Outra dificuldade destacada foi a de se estabelecer articulações institucionais e não pessoais. Atualmente a articulação acaba por ser feita entre os profissionais de maneira informal, através da amizade, sem basear-se no pressuposto da importância do trabalho conjunto entre os setores e serviços.
Nas diversas tentativas de fortalecimento da intersetorialidade, as profissionais relataram que há grande burocratização no contato com outros setores. A sobrecarga de trabalho dos profissionais dos outros setores também foi citada como uma dificuldade. Frente a tantas demandas, a intersetorialidade não se torna prioridade. Por não trabalharem de forma integrada, os profissionais demonstram desentendimento em relação às demais políticas, segundo a opinião das entrevistadas.
As participantes relataram perceber falta de representatividade dos outros setores nas reuniões de rede e que o olhar dos diversos setores sobre os usuários é fragmentado, ou seja, não veem o usuário na totalidade das suas necessidades.
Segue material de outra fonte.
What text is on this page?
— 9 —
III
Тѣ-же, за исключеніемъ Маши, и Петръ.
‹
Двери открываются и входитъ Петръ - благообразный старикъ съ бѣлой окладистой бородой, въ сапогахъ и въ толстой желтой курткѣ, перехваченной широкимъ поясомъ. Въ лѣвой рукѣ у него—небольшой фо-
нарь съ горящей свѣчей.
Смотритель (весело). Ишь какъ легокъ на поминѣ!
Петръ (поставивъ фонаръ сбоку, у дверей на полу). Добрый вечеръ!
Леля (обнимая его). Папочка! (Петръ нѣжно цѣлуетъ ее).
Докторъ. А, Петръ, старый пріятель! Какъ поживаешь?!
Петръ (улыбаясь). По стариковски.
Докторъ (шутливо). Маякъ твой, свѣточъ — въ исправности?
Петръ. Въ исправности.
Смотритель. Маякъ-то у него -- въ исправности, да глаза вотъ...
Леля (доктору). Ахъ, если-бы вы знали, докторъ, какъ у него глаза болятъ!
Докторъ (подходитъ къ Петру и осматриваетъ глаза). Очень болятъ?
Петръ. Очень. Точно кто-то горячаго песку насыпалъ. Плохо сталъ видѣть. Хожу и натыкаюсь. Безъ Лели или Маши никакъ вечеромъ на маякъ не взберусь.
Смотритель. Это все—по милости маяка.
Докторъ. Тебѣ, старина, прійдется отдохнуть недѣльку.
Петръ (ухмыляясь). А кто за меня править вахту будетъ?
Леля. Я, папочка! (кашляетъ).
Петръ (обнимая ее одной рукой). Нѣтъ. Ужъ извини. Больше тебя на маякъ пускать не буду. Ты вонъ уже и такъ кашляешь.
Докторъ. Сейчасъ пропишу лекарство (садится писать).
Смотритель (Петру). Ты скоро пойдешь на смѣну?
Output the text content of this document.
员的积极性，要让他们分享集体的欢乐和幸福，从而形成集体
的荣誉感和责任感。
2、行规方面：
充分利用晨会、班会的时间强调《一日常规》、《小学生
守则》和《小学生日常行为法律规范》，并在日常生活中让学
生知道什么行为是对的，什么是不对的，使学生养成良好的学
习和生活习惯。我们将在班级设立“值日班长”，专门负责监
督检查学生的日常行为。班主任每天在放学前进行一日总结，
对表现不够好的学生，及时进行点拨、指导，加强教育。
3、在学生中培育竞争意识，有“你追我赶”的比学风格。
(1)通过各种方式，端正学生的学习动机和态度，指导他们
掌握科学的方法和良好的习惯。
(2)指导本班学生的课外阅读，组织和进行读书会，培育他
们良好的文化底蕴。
Foram identificadas também dificuldades de reconhecimento do papel da assistência social, que ainda é bastante vista como “favor” ou “caridade”, e não como direito social. Também que há falta de reconhecimento da importância da política de assistência social, por serem vistos resultados mais imediatos nos outros setores.
Em relação ao setor saúde, as entrevistadas relataram que este atua somente sobre as questões estritamente relacionadas à saúde física, não apresentando uma preocupação em relação às outras demandas que as famílias possam apresentar.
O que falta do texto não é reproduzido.